Protocol interaction patterns directly map Consilium architectures.

Delegation: Channeling controls between agents: Passing messages without modifications: Behind the scenes orchestration: Multiple agent collaboration

Now, we have integrated open floor protocol support to allow users to add OFP-compliant agents to the Roundtable. This development can be followed at https://huggingface.co/spaces/azettl/consilium_ofp

Lessons learned and the meaning of the future

The Hackathon introduced me to a study of multi-agent discussions that I have never encountered before. This includes basic research, such as encouraging different thinking in large language models through multi-agent discussions. The community experience was amazing. All participants actively supported each other through discrepancy feedback and collaboration. Looking at the components of my roundtable integrated into another hackathon project was one of my highlights working on Consilium.

I continue to work on Consilium, with extended model selection, integration of open floor protocols, and the role of configurable agents, allowing the platform to support all the multi-agent debate scenarios imaginable.

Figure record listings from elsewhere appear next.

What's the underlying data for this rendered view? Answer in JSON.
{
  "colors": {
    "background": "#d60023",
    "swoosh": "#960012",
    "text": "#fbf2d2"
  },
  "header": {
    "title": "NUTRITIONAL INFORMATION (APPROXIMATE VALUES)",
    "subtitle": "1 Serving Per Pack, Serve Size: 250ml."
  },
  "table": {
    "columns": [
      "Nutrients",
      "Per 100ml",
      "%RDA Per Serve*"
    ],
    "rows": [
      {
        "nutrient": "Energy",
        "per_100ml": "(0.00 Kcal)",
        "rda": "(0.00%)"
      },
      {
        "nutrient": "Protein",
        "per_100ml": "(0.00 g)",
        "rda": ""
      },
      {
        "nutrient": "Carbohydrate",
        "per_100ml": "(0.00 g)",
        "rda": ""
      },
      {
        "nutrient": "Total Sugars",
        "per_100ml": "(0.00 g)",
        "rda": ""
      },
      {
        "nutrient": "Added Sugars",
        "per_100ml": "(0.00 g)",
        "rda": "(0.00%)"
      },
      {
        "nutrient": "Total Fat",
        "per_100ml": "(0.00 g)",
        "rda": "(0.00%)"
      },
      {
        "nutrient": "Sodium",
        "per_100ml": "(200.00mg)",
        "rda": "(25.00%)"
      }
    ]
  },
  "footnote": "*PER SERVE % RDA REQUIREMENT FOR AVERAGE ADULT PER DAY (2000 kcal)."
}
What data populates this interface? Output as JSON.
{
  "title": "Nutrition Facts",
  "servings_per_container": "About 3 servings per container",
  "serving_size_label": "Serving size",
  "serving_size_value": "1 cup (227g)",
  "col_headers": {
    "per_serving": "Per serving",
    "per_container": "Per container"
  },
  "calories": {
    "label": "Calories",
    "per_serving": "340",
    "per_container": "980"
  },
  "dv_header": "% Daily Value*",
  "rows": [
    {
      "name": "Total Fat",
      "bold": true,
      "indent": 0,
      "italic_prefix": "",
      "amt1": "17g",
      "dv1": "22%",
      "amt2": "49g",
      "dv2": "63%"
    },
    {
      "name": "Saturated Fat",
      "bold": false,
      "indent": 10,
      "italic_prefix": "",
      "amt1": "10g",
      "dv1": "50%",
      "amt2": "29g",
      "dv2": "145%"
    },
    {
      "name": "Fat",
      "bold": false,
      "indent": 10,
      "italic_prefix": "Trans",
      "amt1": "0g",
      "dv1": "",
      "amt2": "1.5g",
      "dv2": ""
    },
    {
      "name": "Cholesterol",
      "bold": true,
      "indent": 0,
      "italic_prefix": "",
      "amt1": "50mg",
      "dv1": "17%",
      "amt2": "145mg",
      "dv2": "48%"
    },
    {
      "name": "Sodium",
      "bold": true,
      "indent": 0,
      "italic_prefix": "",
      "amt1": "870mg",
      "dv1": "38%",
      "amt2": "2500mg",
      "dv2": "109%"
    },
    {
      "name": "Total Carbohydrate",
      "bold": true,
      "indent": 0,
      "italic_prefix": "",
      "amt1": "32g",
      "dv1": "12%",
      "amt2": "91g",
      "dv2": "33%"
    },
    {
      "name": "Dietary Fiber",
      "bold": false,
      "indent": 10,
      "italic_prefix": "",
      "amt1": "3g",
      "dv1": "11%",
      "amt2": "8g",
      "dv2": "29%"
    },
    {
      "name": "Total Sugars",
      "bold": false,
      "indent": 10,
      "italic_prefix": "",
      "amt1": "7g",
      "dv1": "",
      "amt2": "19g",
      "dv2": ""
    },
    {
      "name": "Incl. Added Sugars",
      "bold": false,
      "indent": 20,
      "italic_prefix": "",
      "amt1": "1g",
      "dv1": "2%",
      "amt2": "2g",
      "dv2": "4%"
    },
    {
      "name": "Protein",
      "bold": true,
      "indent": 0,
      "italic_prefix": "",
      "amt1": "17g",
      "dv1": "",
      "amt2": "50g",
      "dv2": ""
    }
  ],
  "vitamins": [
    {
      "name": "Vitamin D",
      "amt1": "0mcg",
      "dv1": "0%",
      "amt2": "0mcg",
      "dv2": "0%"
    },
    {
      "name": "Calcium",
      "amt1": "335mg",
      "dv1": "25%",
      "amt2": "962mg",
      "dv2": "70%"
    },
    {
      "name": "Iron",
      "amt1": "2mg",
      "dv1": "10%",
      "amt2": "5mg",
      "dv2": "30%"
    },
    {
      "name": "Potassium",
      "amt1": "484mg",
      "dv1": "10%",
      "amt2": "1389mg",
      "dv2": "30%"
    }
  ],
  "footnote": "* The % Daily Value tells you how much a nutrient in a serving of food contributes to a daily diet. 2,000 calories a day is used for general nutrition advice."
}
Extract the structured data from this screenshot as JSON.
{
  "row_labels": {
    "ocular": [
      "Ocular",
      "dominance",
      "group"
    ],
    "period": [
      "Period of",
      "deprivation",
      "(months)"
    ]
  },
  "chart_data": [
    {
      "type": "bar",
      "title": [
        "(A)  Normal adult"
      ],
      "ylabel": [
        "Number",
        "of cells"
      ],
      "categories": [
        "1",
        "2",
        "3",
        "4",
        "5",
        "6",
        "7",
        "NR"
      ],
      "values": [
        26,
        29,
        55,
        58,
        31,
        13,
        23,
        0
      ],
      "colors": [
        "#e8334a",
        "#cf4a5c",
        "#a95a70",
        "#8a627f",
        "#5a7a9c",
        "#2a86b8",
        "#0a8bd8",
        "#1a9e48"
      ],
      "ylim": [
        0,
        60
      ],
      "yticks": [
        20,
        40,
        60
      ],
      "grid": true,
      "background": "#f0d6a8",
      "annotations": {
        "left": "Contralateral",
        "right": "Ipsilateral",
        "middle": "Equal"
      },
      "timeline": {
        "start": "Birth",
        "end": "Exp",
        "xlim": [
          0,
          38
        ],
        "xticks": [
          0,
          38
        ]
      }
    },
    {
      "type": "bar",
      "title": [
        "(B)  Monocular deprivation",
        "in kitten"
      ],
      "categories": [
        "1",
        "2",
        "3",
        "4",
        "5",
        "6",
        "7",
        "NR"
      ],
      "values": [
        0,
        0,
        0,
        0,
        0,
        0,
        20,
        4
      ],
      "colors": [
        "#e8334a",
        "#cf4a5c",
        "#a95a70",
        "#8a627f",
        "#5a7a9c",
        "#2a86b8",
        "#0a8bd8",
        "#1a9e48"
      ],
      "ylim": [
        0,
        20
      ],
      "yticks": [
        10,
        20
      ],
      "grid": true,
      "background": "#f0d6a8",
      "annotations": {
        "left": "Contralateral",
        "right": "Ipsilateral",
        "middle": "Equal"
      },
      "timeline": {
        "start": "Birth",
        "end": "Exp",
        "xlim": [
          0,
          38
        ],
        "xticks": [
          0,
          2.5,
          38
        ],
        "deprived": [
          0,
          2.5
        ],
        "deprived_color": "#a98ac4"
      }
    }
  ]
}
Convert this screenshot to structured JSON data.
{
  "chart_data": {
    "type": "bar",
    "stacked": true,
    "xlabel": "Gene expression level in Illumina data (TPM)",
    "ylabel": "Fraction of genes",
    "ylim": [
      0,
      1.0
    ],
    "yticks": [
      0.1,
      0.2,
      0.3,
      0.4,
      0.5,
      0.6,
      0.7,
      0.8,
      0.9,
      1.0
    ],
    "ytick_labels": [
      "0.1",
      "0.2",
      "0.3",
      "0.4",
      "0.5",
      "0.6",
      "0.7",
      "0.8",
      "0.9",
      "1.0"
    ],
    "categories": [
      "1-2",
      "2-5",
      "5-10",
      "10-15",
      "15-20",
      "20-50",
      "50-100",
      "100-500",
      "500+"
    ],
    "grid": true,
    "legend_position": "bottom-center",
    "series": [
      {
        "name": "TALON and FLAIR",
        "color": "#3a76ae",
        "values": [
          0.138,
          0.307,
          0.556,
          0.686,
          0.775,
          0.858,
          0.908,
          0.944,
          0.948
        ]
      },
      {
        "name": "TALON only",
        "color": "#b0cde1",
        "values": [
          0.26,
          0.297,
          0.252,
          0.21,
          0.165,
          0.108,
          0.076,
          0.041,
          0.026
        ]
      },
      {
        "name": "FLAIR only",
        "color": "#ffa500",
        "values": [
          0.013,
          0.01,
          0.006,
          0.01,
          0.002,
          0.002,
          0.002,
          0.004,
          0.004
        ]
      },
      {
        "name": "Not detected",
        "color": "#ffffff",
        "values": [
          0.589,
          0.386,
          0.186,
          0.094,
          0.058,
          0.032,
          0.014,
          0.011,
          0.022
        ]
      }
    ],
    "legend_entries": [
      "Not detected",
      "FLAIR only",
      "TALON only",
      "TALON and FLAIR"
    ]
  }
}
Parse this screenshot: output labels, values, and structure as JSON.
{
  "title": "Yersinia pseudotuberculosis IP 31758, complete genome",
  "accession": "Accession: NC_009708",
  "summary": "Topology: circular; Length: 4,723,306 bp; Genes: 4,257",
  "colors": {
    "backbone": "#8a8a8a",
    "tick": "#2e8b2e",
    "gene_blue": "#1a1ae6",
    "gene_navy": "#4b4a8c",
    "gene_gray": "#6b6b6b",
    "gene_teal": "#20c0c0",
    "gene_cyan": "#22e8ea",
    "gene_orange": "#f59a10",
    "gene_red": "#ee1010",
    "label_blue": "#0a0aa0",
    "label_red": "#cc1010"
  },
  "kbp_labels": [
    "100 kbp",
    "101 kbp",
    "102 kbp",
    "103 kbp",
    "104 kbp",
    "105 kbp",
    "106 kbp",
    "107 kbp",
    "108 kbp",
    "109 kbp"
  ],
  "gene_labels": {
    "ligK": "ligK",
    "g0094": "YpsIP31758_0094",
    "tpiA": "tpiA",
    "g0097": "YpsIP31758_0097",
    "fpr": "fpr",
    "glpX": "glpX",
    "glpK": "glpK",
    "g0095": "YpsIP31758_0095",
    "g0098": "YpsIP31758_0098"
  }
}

Building Consilium reinforces my confidence that the future of AI is not just in stronger individual models, but in systems that enable effective AI collaboration. As specialized small language models become more efficient and resource-friendly, I think that task-specific SLM roundtables with dedicated research agents may offer an attractive alternative to generic, large language models for many use cases.